The little man looked up and squinted against the bright spring sky; his eyes were set so far back under his brow that Lessard could only see the faintest highlight reflecting off them, like lanterns disappearing into a dark cavern. The woman turned to look at Lessard. Through the Spanish lace veil, the baker caught sight of a blue ribbon
tied at her throat and just the impression of white skin.
“You are tall, too,” said the little man.
“Are you a painter?” asked the woman, a smile in her voice. Père Lessard was caught off guard; he was neither tall, nor a painter, so he was going to excuse his rudeness and move on, but even as he shook his head and prepared to speak, the woman said, “Then we have no use for you. Do piss off, if you would be so kind.”
“I would,” said Lessard, turning on one heel as if he’d been ordered by an army captain to about-face. “I would be so kind,” he said.

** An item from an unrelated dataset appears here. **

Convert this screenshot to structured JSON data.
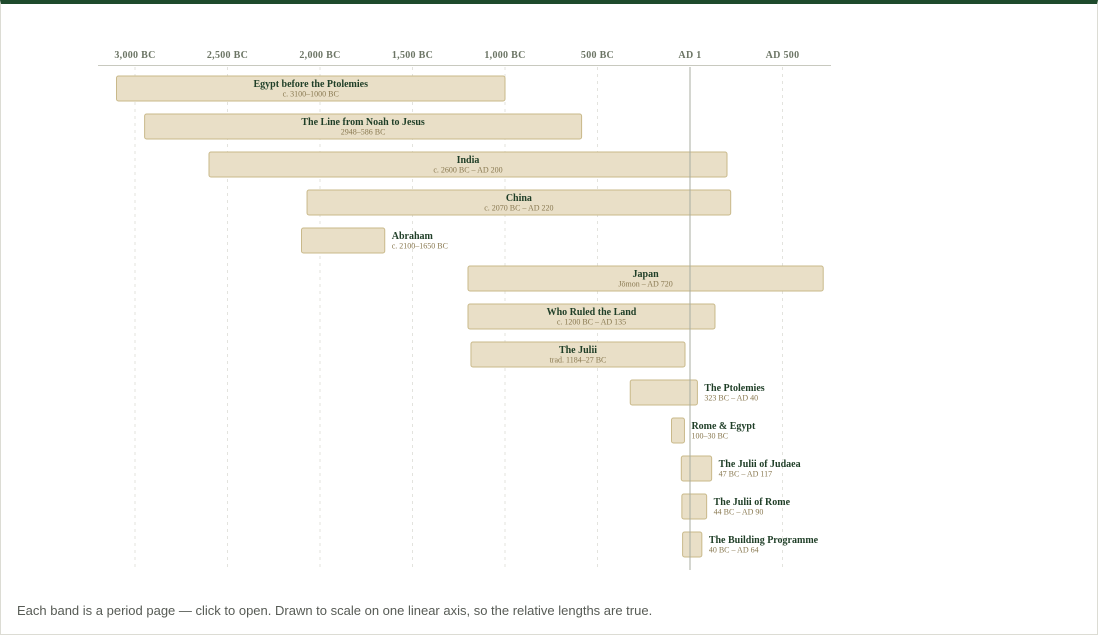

“Lessard!” called a familiar voice out of the crowd. The baker looked up to see Camille Pissarro coming toward him. “Lessard, what are you doing here?”
Lessard shook Pissarro’s hand. “I’m here to see your paintings.”
“You can see my paintings anytime, my friend. We heard that Madame Lessard went into labor. Julie has gone up the butte to help.” Pissarro and his wife, Julie, lived with her mother in an apartment at the base of Montmartre. “You should go home.”
“No, I will just be in the way,” said Lessard.
Later, he would exclaim to Pissarro, “How was I to know she was going to give me a son? She was making the same daughter-birthing noises she made before—casting insults on my manly parts and so forth. I love my daughters, but two is double the number a man needs to break his heart. And then a third! Well, I thought it only courteous to give her time to discuss my downfall with her mother and sisters before I looked into her little-girl eyes for the first time and lost my heart again.”